City of Allegan, Michigan
EPA will provide funding for the city to conduct an intensive, two-year, citizen-based planning process. This planning will result in the development and adoption of a building code to facilitate brownfield and infill development consistent with the town's vision of stimulating investment and creating a compact, mixed-use, and pedestrian-friendly community.
City of Toledo, Ohio
The Toledo Public School System is currently financing the construction and renovation of schools at a total cost of nearly $800 million over a 12-year period. The city would like to leverage this investment and stimulate brownfield redevelopment in neighborhoods where schools are located. EPA funding will help coordinate brownfields redevelopment and school construction/renovation by providing funding that helps the city adopt a ranking system to evaluate development proposals and implement a community involvement plan.
Lancaster County, Pennsylvania
Residents and public officials envision a county where existing urban centers are major hubs of commerce and population. Current traffic and parking standards limit the county's ability to achieve this vision. EPA funding will be used to implement a Neighborhood Revitalization Strategy that promotes investment in the county's historic urban centers and changes current parking and traffic standards, thus removing barriers to smart growth and brownfield redevelopment.
Update: The county approved the Gateways Revitalization Strategy (PDF) (58 pp, 10MB) in May 2007.
The Gateway plan was created to: (a) reconnect various areas of the community through a coherent and cohesive visioning and land use plan; (b) revitalize the economic base by recycling industrial land consistent with job-producing opportunities tied to clean growth industries; (c) improve and build on infrastructure and public/private partnerships that will help attract a variety of uses needed to support residents, prospective employers, and visitors; and (d) strengthen opportunities to retain current residents and attract infill development in the form of new, mixed-use development that will enhance the sense of community.
More information about this project is on the Lancaster County Planning Commission web site for the Gateways Project.
This site includes additional project products, including case studies and ordinance change recommendations, as well as demographic and market data and analysis.
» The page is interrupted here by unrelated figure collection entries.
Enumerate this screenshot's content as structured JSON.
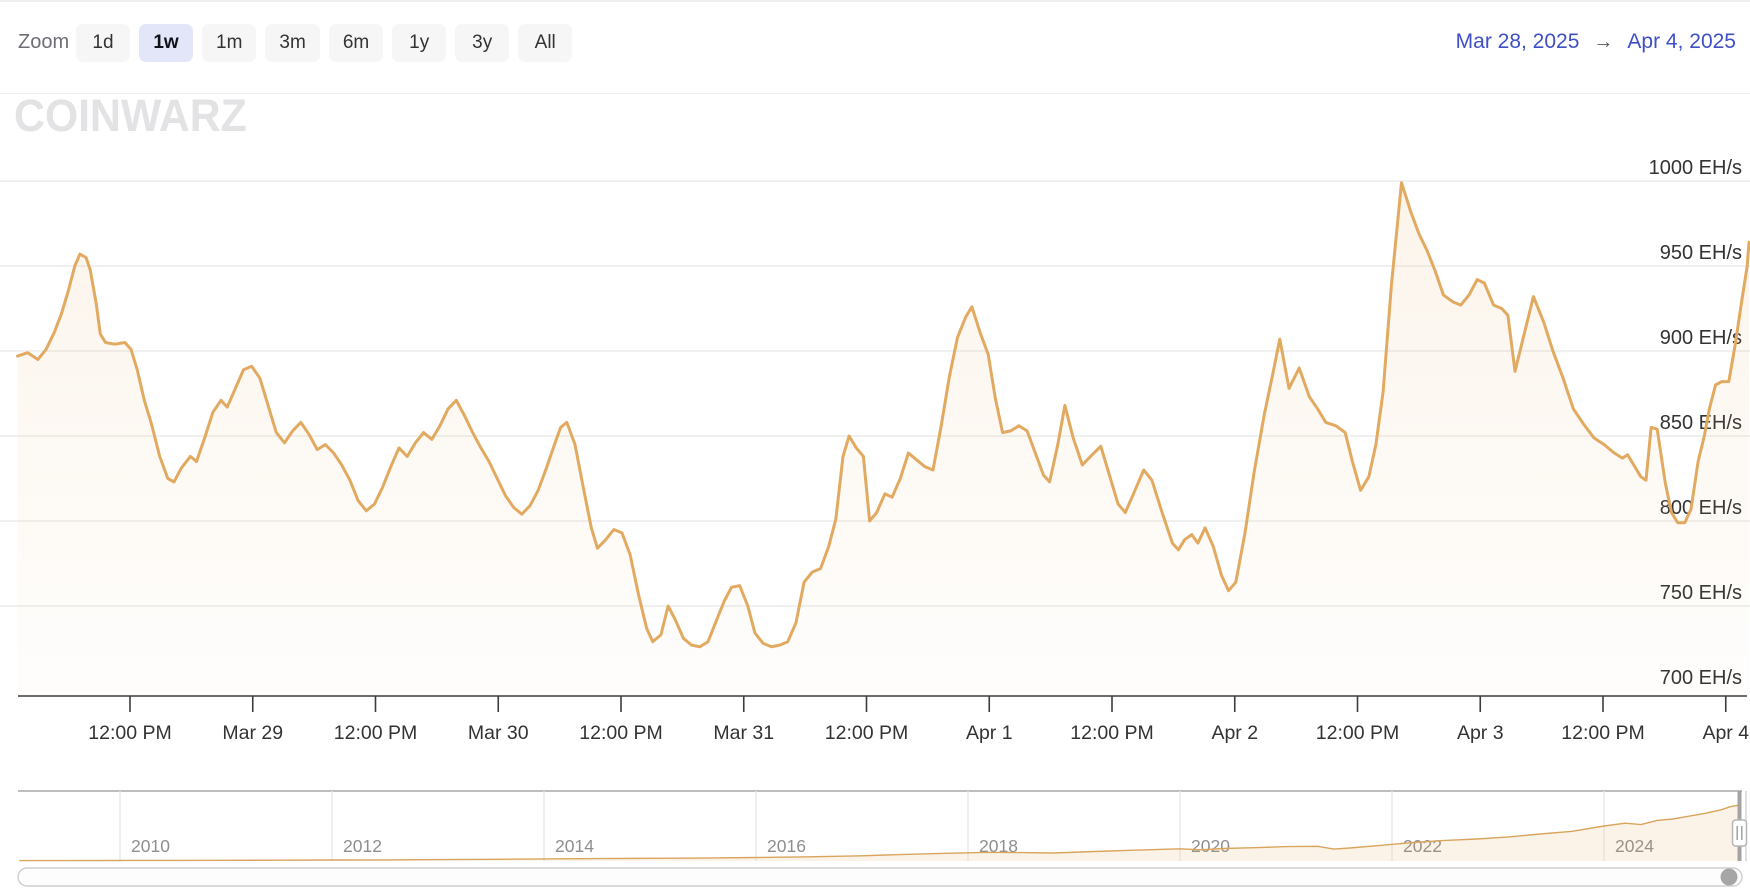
{
  "toolbar": {
    "zoom_label": "Zoom",
    "buttons": [
      {
        "label": "1d",
        "selected": false
      },
      {
        "label": "1w",
        "selected": true
      },
      {
        "label": "1m",
        "selected": false
      },
      {
        "label": "3m",
        "selected": false
      },
      {
        "label": "6m",
        "selected": false
      },
      {
        "label": "1y",
        "selected": false
      },
      {
        "label": "3y",
        "selected": false
      },
      {
        "label": "All",
        "selected": false
      }
    ],
    "range": {
      "from": "Mar 28, 2025",
      "arrow": "→",
      "to": "Apr 4, 2025"
    }
  },
  "watermark": "CoinWarz",
  "colors": {
    "accent_blue": "#3F50C7",
    "selected_button_bg": "#E3E5F9",
    "button_bg": "#F6F6F7",
    "series_line": "#E2AA61",
    "series_fill_top": "rgba(227,172,99,0.13)",
    "series_fill_bottom": "rgba(227,172,99,0.02)",
    "gridline": "#E8E8E8",
    "axis": "#3C3C3C",
    "axis_label": "#333333",
    "navigator_label": "#8E8E8E",
    "watermark_gray": "#E3E3E6"
  },
  "chart_data": {
    "type": "area",
    "title": "",
    "unit": "EH/s",
    "xlabel": "",
    "ylabel": "",
    "ylim": [
      700,
      1000
    ],
    "grid": true,
    "y_ticks": [
      {
        "label": "1000 EH/s",
        "value": 1000
      },
      {
        "label": "950 EH/s",
        "value": 950
      },
      {
        "label": "900 EH/s",
        "value": 900
      },
      {
        "label": "850 EH/s",
        "value": 850
      },
      {
        "label": "800 EH/s",
        "value": 800
      },
      {
        "label": "750 EH/s",
        "value": 750
      },
      {
        "label": "700 EH/s",
        "value": 700
      }
    ],
    "x_ticks": [
      {
        "label": "12:00 PM",
        "t": 12
      },
      {
        "label": "Mar 29",
        "t": 24
      },
      {
        "label": "12:00 PM",
        "t": 36
      },
      {
        "label": "Mar 30",
        "t": 48
      },
      {
        "label": "12:00 PM",
        "t": 60
      },
      {
        "label": "Mar 31",
        "t": 72
      },
      {
        "label": "12:00 PM",
        "t": 84
      },
      {
        "label": "Apr 1",
        "t": 96
      },
      {
        "label": "12:00 PM",
        "t": 108
      },
      {
        "label": "Apr 2",
        "t": 120
      },
      {
        "label": "12:00 PM",
        "t": 132
      },
      {
        "label": "Apr 3",
        "t": 144
      },
      {
        "label": "12:00 PM",
        "t": 156
      },
      {
        "label": "Apr 4",
        "t": 168
      }
    ],
    "points_format": "[hours since Mar 28 2025 00:00, hashrate EH/s]",
    "points": [
      [
        1,
        897
      ],
      [
        2,
        899
      ],
      [
        3,
        895
      ],
      [
        3.8,
        901
      ],
      [
        4.6,
        911
      ],
      [
        5.3,
        922
      ],
      [
        6,
        936
      ],
      [
        6.6,
        950
      ],
      [
        7.1,
        957
      ],
      [
        7.7,
        955
      ],
      [
        8.1,
        948
      ],
      [
        8.7,
        928
      ],
      [
        9.1,
        910
      ],
      [
        9.6,
        905
      ],
      [
        10.5,
        904
      ],
      [
        11.5,
        905
      ],
      [
        12.1,
        901
      ],
      [
        12.7,
        889
      ],
      [
        13.4,
        871
      ],
      [
        14.1,
        857
      ],
      [
        14.9,
        838
      ],
      [
        15.7,
        825
      ],
      [
        16.3,
        823
      ],
      [
        17,
        831
      ],
      [
        17.9,
        838
      ],
      [
        18.5,
        835
      ],
      [
        19.3,
        849
      ],
      [
        20.1,
        864
      ],
      [
        20.9,
        871
      ],
      [
        21.5,
        867
      ],
      [
        22.3,
        878
      ],
      [
        23.1,
        889
      ],
      [
        23.9,
        891
      ],
      [
        24.7,
        884
      ],
      [
        25.5,
        868
      ],
      [
        26.3,
        852
      ],
      [
        27.1,
        846
      ],
      [
        27.9,
        853
      ],
      [
        28.7,
        858
      ],
      [
        29.5,
        851
      ],
      [
        30.3,
        842
      ],
      [
        31.1,
        845
      ],
      [
        31.9,
        840
      ],
      [
        32.7,
        833
      ],
      [
        33.5,
        824
      ],
      [
        34.3,
        812
      ],
      [
        35.1,
        806
      ],
      [
        35.9,
        810
      ],
      [
        36.7,
        820
      ],
      [
        37.5,
        832
      ],
      [
        38.3,
        843
      ],
      [
        39.1,
        838
      ],
      [
        39.9,
        846
      ],
      [
        40.7,
        852
      ],
      [
        41.5,
        848
      ],
      [
        42.3,
        856
      ],
      [
        43.1,
        866
      ],
      [
        43.9,
        871
      ],
      [
        44.7,
        862
      ],
      [
        45.5,
        852
      ],
      [
        46.3,
        843
      ],
      [
        47.1,
        835
      ],
      [
        47.9,
        825
      ],
      [
        48.7,
        815
      ],
      [
        49.5,
        808
      ],
      [
        50.3,
        804
      ],
      [
        51.1,
        809
      ],
      [
        51.9,
        818
      ],
      [
        52.7,
        831
      ],
      [
        53.5,
        845
      ],
      [
        54.1,
        855
      ],
      [
        54.7,
        858
      ],
      [
        55.5,
        845
      ],
      [
        56.3,
        820
      ],
      [
        57.1,
        796
      ],
      [
        57.7,
        784
      ],
      [
        58.5,
        789
      ],
      [
        59.3,
        795
      ],
      [
        60.1,
        793
      ],
      [
        60.9,
        780
      ],
      [
        61.7,
        757
      ],
      [
        62.5,
        737
      ],
      [
        63.1,
        729
      ],
      [
        63.9,
        733
      ],
      [
        64.6,
        750
      ],
      [
        65.3,
        742
      ],
      [
        66.1,
        731
      ],
      [
        66.9,
        727
      ],
      [
        67.7,
        726
      ],
      [
        68.5,
        729
      ],
      [
        69.3,
        741
      ],
      [
        70.1,
        753
      ],
      [
        70.8,
        761
      ],
      [
        71.6,
        762
      ],
      [
        72.4,
        750
      ],
      [
        73.1,
        734
      ],
      [
        73.9,
        728
      ],
      [
        74.7,
        726
      ],
      [
        75.5,
        727
      ],
      [
        76.3,
        729
      ],
      [
        77.1,
        740
      ],
      [
        77.9,
        764
      ],
      [
        78.7,
        770
      ],
      [
        79.5,
        772
      ],
      [
        80.3,
        785
      ],
      [
        81,
        801
      ],
      [
        81.7,
        838
      ],
      [
        82.3,
        850
      ],
      [
        83,
        843
      ],
      [
        83.7,
        838
      ],
      [
        84.3,
        800
      ],
      [
        85,
        805
      ],
      [
        85.8,
        816
      ],
      [
        86.5,
        814
      ],
      [
        87.3,
        825
      ],
      [
        88.1,
        840
      ],
      [
        88.9,
        836
      ],
      [
        89.7,
        832
      ],
      [
        90.5,
        830
      ],
      [
        91.3,
        856
      ],
      [
        92.1,
        885
      ],
      [
        92.9,
        908
      ],
      [
        93.7,
        920
      ],
      [
        94.3,
        926
      ],
      [
        95.1,
        911
      ],
      [
        95.9,
        898
      ],
      [
        96.6,
        872
      ],
      [
        97.3,
        852
      ],
      [
        98.1,
        853
      ],
      [
        98.9,
        856
      ],
      [
        99.7,
        853
      ],
      [
        100.5,
        840
      ],
      [
        101.3,
        827
      ],
      [
        101.9,
        823
      ],
      [
        102.7,
        845
      ],
      [
        103.4,
        868
      ],
      [
        104.2,
        849
      ],
      [
        105.1,
        833
      ],
      [
        105.9,
        838
      ],
      [
        106.9,
        844
      ],
      [
        107.7,
        828
      ],
      [
        108.6,
        810
      ],
      [
        109.3,
        805
      ],
      [
        110.1,
        816
      ],
      [
        111.1,
        830
      ],
      [
        111.9,
        824
      ],
      [
        112.9,
        805
      ],
      [
        113.9,
        787
      ],
      [
        114.5,
        783
      ],
      [
        115.1,
        789
      ],
      [
        115.8,
        792
      ],
      [
        116.4,
        787
      ],
      [
        117.1,
        796
      ],
      [
        117.9,
        785
      ],
      [
        118.7,
        768
      ],
      [
        119.4,
        759
      ],
      [
        120.1,
        764
      ],
      [
        121,
        793
      ],
      [
        121.9,
        829
      ],
      [
        122.9,
        863
      ],
      [
        123.7,
        886
      ],
      [
        124.4,
        907
      ],
      [
        125.3,
        878
      ],
      [
        126.3,
        890
      ],
      [
        127.3,
        873
      ],
      [
        128.1,
        866
      ],
      [
        128.9,
        858
      ],
      [
        129.9,
        856
      ],
      [
        130.8,
        852
      ],
      [
        131.5,
        835
      ],
      [
        132.3,
        818
      ],
      [
        133.1,
        826
      ],
      [
        133.8,
        845
      ],
      [
        134.5,
        876
      ],
      [
        135.3,
        938
      ],
      [
        136.3,
        999
      ],
      [
        137.2,
        982
      ],
      [
        138,
        969
      ],
      [
        138.8,
        959
      ],
      [
        139.6,
        947
      ],
      [
        140.4,
        933
      ],
      [
        141.3,
        929
      ],
      [
        142.1,
        927
      ],
      [
        142.9,
        933
      ],
      [
        143.7,
        942
      ],
      [
        144.4,
        940
      ],
      [
        145.3,
        927
      ],
      [
        146.1,
        925
      ],
      [
        146.7,
        921
      ],
      [
        147.4,
        888
      ],
      [
        148.3,
        910
      ],
      [
        149.2,
        932
      ],
      [
        150.2,
        917
      ],
      [
        151.1,
        900
      ],
      [
        152.1,
        884
      ],
      [
        153.1,
        866
      ],
      [
        154.1,
        857
      ],
      [
        155.1,
        849
      ],
      [
        156.1,
        845
      ],
      [
        157.1,
        840
      ],
      [
        157.9,
        837
      ],
      [
        158.4,
        839
      ],
      [
        159,
        833
      ],
      [
        159.7,
        826
      ],
      [
        160.2,
        824
      ],
      [
        160.7,
        855
      ],
      [
        161.3,
        854
      ],
      [
        162.1,
        822
      ],
      [
        162.7,
        805
      ],
      [
        163.3,
        799
      ],
      [
        164,
        799
      ],
      [
        164.6,
        807
      ],
      [
        165.3,
        835
      ],
      [
        165.9,
        850
      ],
      [
        166.4,
        866
      ],
      [
        167,
        880
      ],
      [
        167.6,
        882
      ],
      [
        168.3,
        882
      ],
      [
        168.9,
        903
      ],
      [
        169.5,
        927
      ],
      [
        170.1,
        950
      ],
      [
        170.6,
        964
      ]
    ]
  },
  "navigator": {
    "years": [
      {
        "label": "2010",
        "year": 2010
      },
      {
        "label": "2012",
        "year": 2012
      },
      {
        "label": "2014",
        "year": 2014
      },
      {
        "label": "2016",
        "year": 2016
      },
      {
        "label": "2018",
        "year": 2018
      },
      {
        "label": "2020",
        "year": 2020
      },
      {
        "label": "2022",
        "year": 2022
      },
      {
        "label": "2024",
        "year": 2024
      }
    ],
    "points_format": "[year, fraction of navigator height]",
    "points": [
      [
        2009.05,
        0.005
      ],
      [
        2009.5,
        0.006
      ],
      [
        2010,
        0.007
      ],
      [
        2010.5,
        0.008
      ],
      [
        2011,
        0.01
      ],
      [
        2011.5,
        0.012
      ],
      [
        2012,
        0.014
      ],
      [
        2012.5,
        0.016
      ],
      [
        2013,
        0.02
      ],
      [
        2013.5,
        0.024
      ],
      [
        2014,
        0.03
      ],
      [
        2014.5,
        0.034
      ],
      [
        2015,
        0.038
      ],
      [
        2015.5,
        0.042
      ],
      [
        2016,
        0.05
      ],
      [
        2016.5,
        0.06
      ],
      [
        2017,
        0.075
      ],
      [
        2017.4,
        0.095
      ],
      [
        2017.8,
        0.11
      ],
      [
        2018.2,
        0.125
      ],
      [
        2018.5,
        0.12
      ],
      [
        2018.8,
        0.115
      ],
      [
        2019.2,
        0.135
      ],
      [
        2019.6,
        0.155
      ],
      [
        2020,
        0.175
      ],
      [
        2020.2,
        0.16
      ],
      [
        2020.4,
        0.178
      ],
      [
        2020.7,
        0.19
      ],
      [
        2021,
        0.205
      ],
      [
        2021.3,
        0.21
      ],
      [
        2021.45,
        0.17
      ],
      [
        2021.6,
        0.185
      ],
      [
        2021.9,
        0.225
      ],
      [
        2022.2,
        0.265
      ],
      [
        2022.5,
        0.295
      ],
      [
        2022.8,
        0.315
      ],
      [
        2023.1,
        0.345
      ],
      [
        2023.4,
        0.385
      ],
      [
        2023.7,
        0.425
      ],
      [
        2024,
        0.5
      ],
      [
        2024.2,
        0.54
      ],
      [
        2024.35,
        0.52
      ],
      [
        2024.5,
        0.58
      ],
      [
        2024.65,
        0.6
      ],
      [
        2024.8,
        0.64
      ],
      [
        2024.95,
        0.68
      ],
      [
        2025.1,
        0.73
      ],
      [
        2025.2,
        0.78
      ],
      [
        2025.28,
        0.8
      ]
    ]
  }
}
City of Emeryville, California
The city is committed to expanding housing and transportation choices and creating a distinctive and attractive community through brownfield redevelopment. Concerns about groundwater contamination, incompatibility of land uses, traffic congestion, and density have curtailed brownfield redevelopment. EPA funding will help Emeryville address these concerns by supporting development and implementation of guidelines to minimize stormwater runoff and groundwater contamination; coordinating land use changes with current parking supply and transportation options; and promoting human-scale, pedestrian-friendly, mixed-use development.
Update: The city adopted these guidelines in December 2005. Click here to read more about Emeryville's Stormwater Guidelines for Green, Dense Redevelopment.
Downriver Community Conference in Southgate, Michigan
The funding will help develop a tool for certifying communities in the Detroit region as being "smart growth ready." Communities that meet best practices in site plan approval, RFP/RFQs, land assembly, title clearance, and inter-agency coordination will be certified as "smart growth ready." This certification will help stimulate private sector interest and increase demand for brownfield redevelopment.